Teacher say: Given a directed a-cyclic graph $G = (V , E)$, with negative edges weights, now We can claim that, Dijkstra's relaxation function do $\Omega(2^n)$ relaxation edges, but every times i think, i get stuck to prove it. In addition, I found reference of This problem come from "Jeff Erickson, Algorithms text book".
Anyone can give me a hint to construct an example to prove it?
The standard implementation of Dijkstra does not work with negative edge weights. This is due to its greedy nature.
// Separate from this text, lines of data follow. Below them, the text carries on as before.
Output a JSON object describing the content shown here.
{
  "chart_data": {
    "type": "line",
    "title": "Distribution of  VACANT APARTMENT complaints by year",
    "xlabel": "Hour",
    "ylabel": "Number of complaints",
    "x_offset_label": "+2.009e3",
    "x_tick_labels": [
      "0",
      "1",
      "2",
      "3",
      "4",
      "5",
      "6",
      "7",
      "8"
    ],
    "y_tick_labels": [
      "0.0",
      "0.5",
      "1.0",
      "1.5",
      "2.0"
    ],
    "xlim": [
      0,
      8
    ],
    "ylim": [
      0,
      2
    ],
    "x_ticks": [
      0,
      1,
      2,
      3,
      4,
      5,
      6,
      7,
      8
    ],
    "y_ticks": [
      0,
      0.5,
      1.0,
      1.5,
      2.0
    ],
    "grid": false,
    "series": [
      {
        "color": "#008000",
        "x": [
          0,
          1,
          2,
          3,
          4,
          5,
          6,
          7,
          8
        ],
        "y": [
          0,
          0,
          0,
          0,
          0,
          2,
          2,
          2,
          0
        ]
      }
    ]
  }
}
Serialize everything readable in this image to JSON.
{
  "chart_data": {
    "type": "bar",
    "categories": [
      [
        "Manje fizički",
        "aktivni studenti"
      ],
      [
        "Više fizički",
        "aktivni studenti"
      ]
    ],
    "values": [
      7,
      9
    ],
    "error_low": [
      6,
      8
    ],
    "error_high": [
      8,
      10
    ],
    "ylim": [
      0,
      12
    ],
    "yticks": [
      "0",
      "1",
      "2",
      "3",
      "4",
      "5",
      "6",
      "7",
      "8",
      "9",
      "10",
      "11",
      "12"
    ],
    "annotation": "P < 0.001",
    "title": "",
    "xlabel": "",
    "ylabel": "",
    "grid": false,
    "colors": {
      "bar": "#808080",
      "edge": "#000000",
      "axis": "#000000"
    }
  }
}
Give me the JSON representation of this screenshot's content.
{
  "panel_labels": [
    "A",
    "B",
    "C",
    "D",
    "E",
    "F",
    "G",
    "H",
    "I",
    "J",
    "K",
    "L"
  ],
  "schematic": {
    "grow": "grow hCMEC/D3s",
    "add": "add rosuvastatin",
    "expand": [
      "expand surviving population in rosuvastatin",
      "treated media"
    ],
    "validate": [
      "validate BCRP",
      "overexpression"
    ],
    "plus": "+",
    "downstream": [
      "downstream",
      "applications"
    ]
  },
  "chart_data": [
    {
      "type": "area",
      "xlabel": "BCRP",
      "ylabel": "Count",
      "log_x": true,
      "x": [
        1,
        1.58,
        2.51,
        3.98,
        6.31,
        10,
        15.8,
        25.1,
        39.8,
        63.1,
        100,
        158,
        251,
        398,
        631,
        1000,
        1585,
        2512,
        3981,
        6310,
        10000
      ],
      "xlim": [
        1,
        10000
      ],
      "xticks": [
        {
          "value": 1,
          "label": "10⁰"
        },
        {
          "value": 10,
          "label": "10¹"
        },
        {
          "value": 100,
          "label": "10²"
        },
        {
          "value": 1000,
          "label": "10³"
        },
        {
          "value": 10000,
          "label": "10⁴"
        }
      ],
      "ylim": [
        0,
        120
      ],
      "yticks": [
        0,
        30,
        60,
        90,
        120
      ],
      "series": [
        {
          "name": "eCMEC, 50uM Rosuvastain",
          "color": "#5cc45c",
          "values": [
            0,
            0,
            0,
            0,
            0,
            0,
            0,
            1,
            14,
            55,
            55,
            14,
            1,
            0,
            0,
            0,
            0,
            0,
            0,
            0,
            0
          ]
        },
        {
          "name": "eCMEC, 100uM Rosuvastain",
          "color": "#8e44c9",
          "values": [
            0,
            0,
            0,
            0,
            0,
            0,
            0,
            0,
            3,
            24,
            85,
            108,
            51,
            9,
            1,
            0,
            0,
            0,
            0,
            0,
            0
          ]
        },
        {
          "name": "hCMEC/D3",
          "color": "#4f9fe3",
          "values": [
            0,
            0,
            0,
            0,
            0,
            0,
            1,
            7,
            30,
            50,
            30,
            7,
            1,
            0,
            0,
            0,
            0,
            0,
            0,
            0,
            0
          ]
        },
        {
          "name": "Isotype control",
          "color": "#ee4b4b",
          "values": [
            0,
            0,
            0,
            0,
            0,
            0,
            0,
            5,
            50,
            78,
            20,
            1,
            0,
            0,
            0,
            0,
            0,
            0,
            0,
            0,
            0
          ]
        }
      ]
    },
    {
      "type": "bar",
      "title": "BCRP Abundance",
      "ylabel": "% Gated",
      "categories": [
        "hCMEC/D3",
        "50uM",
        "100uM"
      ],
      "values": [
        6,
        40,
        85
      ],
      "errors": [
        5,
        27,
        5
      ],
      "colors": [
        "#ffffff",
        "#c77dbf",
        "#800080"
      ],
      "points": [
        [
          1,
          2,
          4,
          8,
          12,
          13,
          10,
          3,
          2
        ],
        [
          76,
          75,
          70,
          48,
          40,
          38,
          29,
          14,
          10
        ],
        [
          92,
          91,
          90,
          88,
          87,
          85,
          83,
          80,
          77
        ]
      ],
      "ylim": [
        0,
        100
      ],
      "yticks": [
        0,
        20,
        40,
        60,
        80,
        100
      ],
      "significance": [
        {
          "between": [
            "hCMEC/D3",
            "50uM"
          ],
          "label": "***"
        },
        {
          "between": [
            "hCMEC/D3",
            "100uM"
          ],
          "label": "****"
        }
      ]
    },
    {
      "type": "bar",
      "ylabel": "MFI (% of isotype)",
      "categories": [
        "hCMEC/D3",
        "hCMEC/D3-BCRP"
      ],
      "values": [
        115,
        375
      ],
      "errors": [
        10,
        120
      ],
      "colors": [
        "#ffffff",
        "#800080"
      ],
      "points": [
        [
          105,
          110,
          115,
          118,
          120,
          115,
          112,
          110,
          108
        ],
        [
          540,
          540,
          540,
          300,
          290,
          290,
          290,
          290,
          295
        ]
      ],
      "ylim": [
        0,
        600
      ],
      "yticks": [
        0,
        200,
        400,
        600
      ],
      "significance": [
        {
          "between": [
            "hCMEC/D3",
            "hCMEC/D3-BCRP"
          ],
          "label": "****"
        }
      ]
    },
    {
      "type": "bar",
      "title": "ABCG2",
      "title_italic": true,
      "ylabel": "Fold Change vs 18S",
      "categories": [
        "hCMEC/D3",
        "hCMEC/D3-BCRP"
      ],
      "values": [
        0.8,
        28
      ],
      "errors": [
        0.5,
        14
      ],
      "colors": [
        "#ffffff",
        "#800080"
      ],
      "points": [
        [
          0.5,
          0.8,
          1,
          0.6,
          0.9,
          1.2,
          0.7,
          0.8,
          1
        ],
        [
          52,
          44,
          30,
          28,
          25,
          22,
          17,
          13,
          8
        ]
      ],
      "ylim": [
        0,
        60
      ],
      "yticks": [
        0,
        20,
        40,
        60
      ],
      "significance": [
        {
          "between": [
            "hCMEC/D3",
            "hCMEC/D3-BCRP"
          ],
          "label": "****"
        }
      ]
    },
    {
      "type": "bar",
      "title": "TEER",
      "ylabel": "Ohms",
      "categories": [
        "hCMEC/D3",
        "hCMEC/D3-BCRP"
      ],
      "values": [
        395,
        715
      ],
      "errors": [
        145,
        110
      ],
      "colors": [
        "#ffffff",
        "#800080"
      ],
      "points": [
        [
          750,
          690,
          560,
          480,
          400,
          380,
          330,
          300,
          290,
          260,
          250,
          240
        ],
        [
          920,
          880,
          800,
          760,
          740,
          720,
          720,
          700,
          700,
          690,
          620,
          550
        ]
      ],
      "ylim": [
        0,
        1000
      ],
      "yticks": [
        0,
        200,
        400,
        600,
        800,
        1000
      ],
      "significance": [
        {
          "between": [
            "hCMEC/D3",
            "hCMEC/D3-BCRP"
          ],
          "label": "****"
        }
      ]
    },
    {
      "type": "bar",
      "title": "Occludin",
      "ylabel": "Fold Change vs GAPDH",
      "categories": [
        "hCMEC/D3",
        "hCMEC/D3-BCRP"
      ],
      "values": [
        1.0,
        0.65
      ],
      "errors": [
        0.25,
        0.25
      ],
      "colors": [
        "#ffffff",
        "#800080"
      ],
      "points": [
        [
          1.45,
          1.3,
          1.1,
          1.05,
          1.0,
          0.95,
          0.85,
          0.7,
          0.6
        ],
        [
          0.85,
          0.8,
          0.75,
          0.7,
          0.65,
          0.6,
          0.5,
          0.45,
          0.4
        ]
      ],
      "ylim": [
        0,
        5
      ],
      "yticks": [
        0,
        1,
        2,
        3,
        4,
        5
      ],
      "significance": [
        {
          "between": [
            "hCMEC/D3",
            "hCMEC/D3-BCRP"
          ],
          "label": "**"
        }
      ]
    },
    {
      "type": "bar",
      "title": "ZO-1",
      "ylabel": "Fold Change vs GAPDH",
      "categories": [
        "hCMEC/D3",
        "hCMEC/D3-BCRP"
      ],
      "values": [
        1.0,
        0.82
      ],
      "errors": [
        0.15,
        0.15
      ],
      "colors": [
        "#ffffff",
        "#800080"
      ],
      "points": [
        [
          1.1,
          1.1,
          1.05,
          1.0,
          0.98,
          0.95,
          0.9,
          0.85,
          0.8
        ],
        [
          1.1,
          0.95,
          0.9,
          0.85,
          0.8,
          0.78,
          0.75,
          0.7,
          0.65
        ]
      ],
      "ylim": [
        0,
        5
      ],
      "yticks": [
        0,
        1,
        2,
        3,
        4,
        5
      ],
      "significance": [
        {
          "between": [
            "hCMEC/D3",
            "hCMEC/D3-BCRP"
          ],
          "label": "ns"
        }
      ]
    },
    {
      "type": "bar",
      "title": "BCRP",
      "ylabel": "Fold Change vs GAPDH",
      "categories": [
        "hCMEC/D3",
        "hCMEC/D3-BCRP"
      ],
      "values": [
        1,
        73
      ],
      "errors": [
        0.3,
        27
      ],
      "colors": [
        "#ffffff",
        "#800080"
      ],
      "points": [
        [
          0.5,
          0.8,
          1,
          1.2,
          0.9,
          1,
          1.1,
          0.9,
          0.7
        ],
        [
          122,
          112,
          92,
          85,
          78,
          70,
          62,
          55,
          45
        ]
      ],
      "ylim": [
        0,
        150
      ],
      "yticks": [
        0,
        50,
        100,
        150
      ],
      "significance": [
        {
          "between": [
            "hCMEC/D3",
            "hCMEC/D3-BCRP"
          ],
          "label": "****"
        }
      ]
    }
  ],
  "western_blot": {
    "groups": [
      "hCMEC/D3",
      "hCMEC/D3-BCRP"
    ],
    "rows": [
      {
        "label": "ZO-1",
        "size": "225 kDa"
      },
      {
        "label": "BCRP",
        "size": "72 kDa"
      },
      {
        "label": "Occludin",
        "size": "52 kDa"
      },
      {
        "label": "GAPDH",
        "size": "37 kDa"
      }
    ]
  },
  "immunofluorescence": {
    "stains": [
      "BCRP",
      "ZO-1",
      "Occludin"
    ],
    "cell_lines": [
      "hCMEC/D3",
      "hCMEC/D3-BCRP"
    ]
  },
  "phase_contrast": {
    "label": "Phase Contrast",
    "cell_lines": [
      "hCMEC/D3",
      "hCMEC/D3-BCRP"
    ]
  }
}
Here is an example:
Consider the directed graph $G=(V,E)$ with $E=\{(a,b, 4), (a, c, 2), (b, c, -3)\}$ and assume that we want to find the shortest path from $a$ to $c$. Dijkstra's algorithm will extract vertex $c$ from the queue before it will extract $b$ and report $2$ as the shortest path from $a$ to $c$. But the correct answer would have been $1$ ($a \to b$, $b \to c$).
However, if we restrict $G$ to the acyclic case, we can make Dijsktra’s algorithm work for negative weights but we must allow visiting vertices more than once (meaning, we do not mark vertex $c$ as closed).
However, this leads to calculating each possible path from $a$ to $c$ and in the worst case there are $2^{n-2}$ possible paths in a directed acyclic graph on $n$ vertices (checkout this question and its answers), thus $\Omega(2^n)$.